Dublin Castle

J. Stirling Coyne & N. P. Willis
c. 1841
Volume I, Chapter VI-7 | Start of chapter

Notwithstanding its antiquity, Dublin has few ancient edifices, either public or private: the massy labours of the early inhabitants having given place to the lighter works of their sons. Even the Castle of Dublin, nominally ancient,[33] is in reality a modern building. It was formerly moated and flanked with towers; but the ditch has been long since filled up, and the old buildings rased; the Wardrobe or Record Tower excepted, which still remains.[34] The castle at present consists of two courts, called the upper and lower castle yards, the former of which is an oblong square formed by four ranges of buildings, which contain the state and private apartments of the viceroy. The external appearance of this quadrangle is exceedingly plain; the grand entrance to it from the city is by a fine gate, surmounted by a statue of Justice. The lower castle yard contains several of the government offices, and the beautiful little Gothic chapel, built by the Duke of Bedford, in 1314. A late writer remarks of it, that "though of limited dimensions, it must be viewed as the most elaborate effort made in recent years to revive the ancient ecclesiastical style of building, and is beyond a question the richest modern casket of pointed architecture to be witnessed in the British empire." It must however be confessed, though Dublin Castle is pretty, and even in some parts magnificent, it is deficient as a whole; having no uniformity of plan, and so scattered that the eye can take in but little at once; it has no dignity of appearance, and bears too evident marks of the various repairs it has undergone; and, like Sir John Cutter's worsted stockings, so often darned with black silk that they changed their original nature—all traces of its venerable origin is lost in the incongruous embellishments of modern art.

It is not our intention to speak of all the public buildings and valuable institutions with which this metropolis is embellished; they will be found accurately described in various Guide-books; but we cannot deny ourselves the pleasure of taking a stroll with our readers along the line of noble quays which stretch east and west through the centre of the city, from the Military Road to the North Wall Lighthouse, a distance of three miles. Travellers who have only seen the busy wharfs, docks, and quays of other seaport towns, black, dirty, and crowded with dingy-looking warehouses, can scarcely form an idea of the beauty and grandeur of the banks of the Liffey, confined by walls and parapets of hewn stone, and its numerous magnificent bridges, connecting the handsome quays that extend on either side of the river. Commencing then at the castellated entrance to the Military Road, which forms an agreeable promenade between the Royal Hospital and the city on the north side of the river, we proceed in an easterly direction along Ussher's Island and Ussher's Quay.


NOTES

[33] The building of the Castle of Dublin was commenced about the year 1205, by Meyler Fitzhenry. Lord-Justice of Ireland, and was completed in 1220 by Henry de Loundres, Bishop of Dublin, but it was not until the reign of Queen Elizabeth that it became the seat of Government. The court was previously held, sometimes at the archbishop's at St. Sepulchre's, sometimes in Thomas Court, and sometimes at the Castle of Kilmainham.

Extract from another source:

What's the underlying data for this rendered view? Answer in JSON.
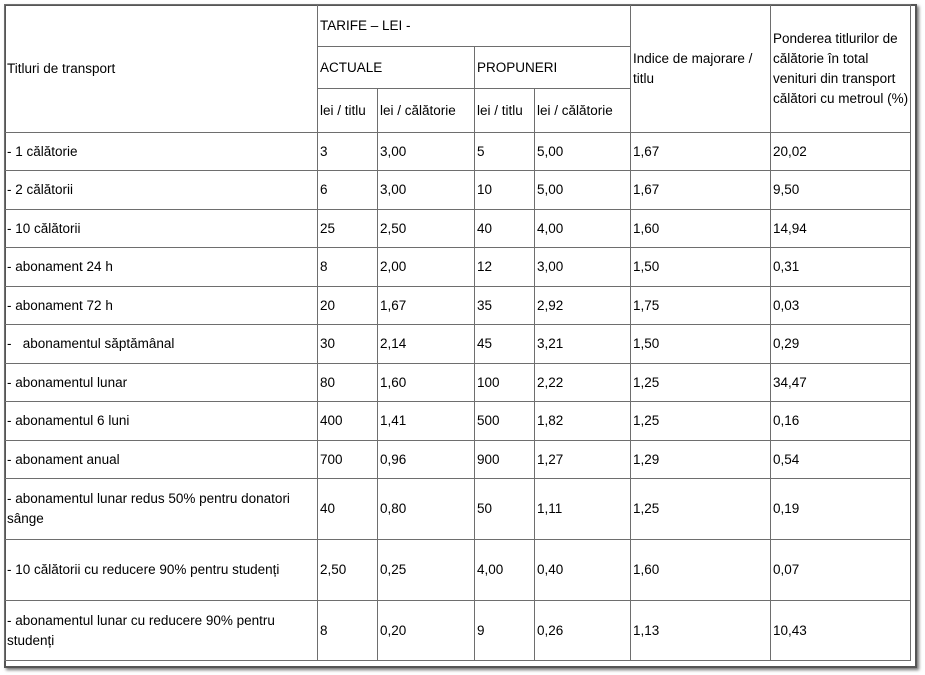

[34] In the Record Tower are now preserved the statute rolls, the parliamentary and other national records; the walls are of great thickness, and it is built upon a rock of black stone. It was originally called the Ward Tower, and was the prison of the castle, in which for five hundred years all state offenders were confined. The last who suffered incarceration there were Arthur O'Connor and some of his revolutionary colleagues.